Given the number of students working on campus, and recent unionization efforts by adjunct professors and workers in Englar Dining Hall, the question must be asked: can student workers on campus, both work study and non-work study, potentially unionize? And what are the reasons they might do so, and the potential drawbacks?
The answer to the first question is complex, and dives into what it means to be both a student and a worker, along with the natural differences between public institutions and private ones, such as McDaniel.
While public institutions have clearly set out collective bargaining guidelines, on private campuses the line has been blurrier. However, a decision in August, 2016 by the National Labor Relations Board regarding the unionization of Graduate and Undergraduate student assistants at Columbia University stated that such workers did qualify as “statutory employees,” and as such qualified for protection under the National Labor Relations Act.

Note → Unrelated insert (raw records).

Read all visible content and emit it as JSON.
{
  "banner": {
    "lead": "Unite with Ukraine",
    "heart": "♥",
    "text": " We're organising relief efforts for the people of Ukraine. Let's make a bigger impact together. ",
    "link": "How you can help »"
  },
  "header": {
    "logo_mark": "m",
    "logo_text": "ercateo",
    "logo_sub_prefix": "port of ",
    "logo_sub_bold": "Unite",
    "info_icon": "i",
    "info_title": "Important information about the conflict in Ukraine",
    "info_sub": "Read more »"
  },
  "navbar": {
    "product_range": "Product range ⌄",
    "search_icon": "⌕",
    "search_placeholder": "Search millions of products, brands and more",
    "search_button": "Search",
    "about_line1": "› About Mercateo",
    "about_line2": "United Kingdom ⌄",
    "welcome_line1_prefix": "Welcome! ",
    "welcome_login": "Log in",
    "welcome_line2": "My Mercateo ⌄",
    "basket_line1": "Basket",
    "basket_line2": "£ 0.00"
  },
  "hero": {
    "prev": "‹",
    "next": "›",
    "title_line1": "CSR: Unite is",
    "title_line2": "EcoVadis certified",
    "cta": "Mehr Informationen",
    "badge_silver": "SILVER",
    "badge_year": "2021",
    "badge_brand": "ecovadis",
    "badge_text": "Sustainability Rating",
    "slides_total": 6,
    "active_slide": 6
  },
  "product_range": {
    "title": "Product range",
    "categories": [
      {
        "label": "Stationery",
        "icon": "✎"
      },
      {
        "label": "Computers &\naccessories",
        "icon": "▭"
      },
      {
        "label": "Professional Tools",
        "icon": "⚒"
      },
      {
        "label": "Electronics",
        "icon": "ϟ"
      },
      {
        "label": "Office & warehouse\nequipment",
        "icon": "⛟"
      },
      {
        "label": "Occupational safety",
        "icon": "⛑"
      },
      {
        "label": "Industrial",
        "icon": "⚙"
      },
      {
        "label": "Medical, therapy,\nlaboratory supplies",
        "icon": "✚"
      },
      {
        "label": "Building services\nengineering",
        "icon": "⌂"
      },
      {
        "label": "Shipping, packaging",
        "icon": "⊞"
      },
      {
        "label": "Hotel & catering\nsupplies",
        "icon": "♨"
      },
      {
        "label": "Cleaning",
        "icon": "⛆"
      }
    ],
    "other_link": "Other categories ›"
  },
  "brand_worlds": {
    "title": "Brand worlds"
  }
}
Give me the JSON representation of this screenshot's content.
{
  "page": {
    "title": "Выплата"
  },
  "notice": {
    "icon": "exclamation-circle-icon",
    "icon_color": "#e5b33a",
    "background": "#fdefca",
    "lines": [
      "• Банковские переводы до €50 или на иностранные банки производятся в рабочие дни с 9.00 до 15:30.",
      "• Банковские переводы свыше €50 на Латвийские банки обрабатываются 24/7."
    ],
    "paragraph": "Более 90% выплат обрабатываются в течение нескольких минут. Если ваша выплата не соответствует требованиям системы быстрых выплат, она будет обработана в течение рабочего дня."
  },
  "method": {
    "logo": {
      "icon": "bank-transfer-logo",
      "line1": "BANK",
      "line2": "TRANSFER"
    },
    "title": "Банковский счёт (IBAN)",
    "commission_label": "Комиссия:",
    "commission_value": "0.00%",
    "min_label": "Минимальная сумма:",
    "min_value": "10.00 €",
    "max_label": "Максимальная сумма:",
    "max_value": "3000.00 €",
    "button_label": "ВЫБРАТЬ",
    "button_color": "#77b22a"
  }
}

Furthermore, smaller liberal arts schools such as McDaniel have seen unionization efforts succeed over the past few years. At Grinnell University in Iowa, dining workers unionized during the 2016 Spring Semester. The group then negotiated for a raise in wages and a formal grievance process and expanded further into the student worker community.
In regards to the unionization rights of work-study students who make up the majority of McDaniel student workers, the jury is still out. Some have argued, both positively and negatively, that the decision could very well extend to work-study students; however, no such move has been made, and so such a theory has not been tested.
As to the reasons for unionization, the general goal would be to have collective bargaining rights for student workers, in a manner that would allow them to debate with the administration everything from pay raises to how many hours a week students are offered. It also would potentially help students from different departments discuss their working conditions on campus, and how they as a collective could make changes.
From a drawback perspective, of course, there is the potential that any changes made by the union would cause the administration to tighten the purse strings, or drastically change the way student employment operates on campus in a way that hurt the larger student body. These are both concerns that any unionization effort on campus would have to take seriously.
But as private colleges across the country see the slow and steady push towards greater student rights, and greater protections for student employees, imagining such a push at McDaniel is not beyond the realm of possibility. And while such a move would be a challenge, and is not without drawbacks, it could potentially also serve to provide student workers with major advantages, and more freedom to negotiate with the administration.